Predicting when Divvy bike share stations will be empty or full
Fellows: Walter Dempsey, Adam Fishman, Jette Henderson, Breanna Miller, Vidhur Vohra
Data Science Mentor(s): Juan-Pablo Velez
Project Partner: Chicago Department of Transportation
In 2013, the City of Chicago launched Divvy, a new bike share system designed to connect people to transit, and to make short one-way trips across town easy. Bike share is citywide bike rental – you can take a bike out at a station on one street corner and drop it off at another.
Popular in Europe and Asia, bike share has landed in the United States: Boston, DC, San Francisco and New York launched systems in the past few years.

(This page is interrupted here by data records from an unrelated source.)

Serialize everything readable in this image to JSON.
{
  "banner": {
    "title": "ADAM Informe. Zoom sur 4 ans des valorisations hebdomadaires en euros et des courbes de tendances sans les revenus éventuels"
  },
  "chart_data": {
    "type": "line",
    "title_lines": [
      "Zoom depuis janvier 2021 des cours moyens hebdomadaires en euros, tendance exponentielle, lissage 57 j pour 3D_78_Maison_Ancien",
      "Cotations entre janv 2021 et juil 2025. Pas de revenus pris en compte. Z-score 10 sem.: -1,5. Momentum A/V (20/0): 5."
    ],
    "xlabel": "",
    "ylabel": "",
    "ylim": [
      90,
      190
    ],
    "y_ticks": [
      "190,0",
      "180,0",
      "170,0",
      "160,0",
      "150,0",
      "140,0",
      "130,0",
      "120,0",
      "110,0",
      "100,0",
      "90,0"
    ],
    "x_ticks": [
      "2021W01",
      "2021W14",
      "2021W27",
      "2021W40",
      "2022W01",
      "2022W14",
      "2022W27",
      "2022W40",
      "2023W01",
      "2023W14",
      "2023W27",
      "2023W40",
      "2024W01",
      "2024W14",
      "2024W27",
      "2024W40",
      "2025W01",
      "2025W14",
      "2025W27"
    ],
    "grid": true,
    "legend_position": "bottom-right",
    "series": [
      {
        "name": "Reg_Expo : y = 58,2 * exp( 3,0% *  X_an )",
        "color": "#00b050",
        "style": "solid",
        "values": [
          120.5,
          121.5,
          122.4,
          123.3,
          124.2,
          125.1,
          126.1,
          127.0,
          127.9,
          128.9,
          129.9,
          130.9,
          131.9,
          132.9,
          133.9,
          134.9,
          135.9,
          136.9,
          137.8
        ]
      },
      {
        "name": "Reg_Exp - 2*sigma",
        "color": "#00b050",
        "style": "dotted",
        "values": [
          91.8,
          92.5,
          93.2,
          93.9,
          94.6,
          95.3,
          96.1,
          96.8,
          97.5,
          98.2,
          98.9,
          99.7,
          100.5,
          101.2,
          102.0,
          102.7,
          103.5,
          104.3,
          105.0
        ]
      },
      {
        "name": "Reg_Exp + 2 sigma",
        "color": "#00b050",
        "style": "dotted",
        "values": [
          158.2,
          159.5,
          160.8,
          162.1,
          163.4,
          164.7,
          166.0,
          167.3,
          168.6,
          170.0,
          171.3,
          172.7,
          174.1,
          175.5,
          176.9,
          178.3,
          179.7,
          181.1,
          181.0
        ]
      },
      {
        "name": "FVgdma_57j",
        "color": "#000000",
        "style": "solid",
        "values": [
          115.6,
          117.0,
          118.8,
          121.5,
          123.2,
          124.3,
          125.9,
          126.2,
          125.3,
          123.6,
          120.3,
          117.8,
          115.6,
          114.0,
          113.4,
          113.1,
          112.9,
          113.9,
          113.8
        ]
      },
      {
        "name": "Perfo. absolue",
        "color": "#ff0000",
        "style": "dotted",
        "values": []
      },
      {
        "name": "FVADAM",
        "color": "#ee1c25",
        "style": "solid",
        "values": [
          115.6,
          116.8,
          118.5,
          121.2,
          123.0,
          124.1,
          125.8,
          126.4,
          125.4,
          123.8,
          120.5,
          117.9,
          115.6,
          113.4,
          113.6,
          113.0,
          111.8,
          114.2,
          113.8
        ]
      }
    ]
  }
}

These systems share a central flaw: because of commuting patterns, bikes tend to pile up downtown in morning and on the outskirts in the afternoon. This imbalance can make using bikeshare difficult, because people can’t take out bikes from empty stations, or finish their rides at full stations.
To prevent this problem, bikeshare operators drive trucks around to reallocate bikes from full stations to empty ones. But they can only see the current number of bikes at each station – not how many will be there in an hour or two.
We worked with the City of Chicago’s Department of Transportation to change this by analyzing weather and bikeshare station trends to predict how many bikes are likely to be at each Divvy station in the future.
By using predictive analytics, Divvy staff is now able to rebalance bikes proactively across the system, ensuring there’s always a bike there when you need it – and making bike share a first-class mode of transportation in Chicago and beyond.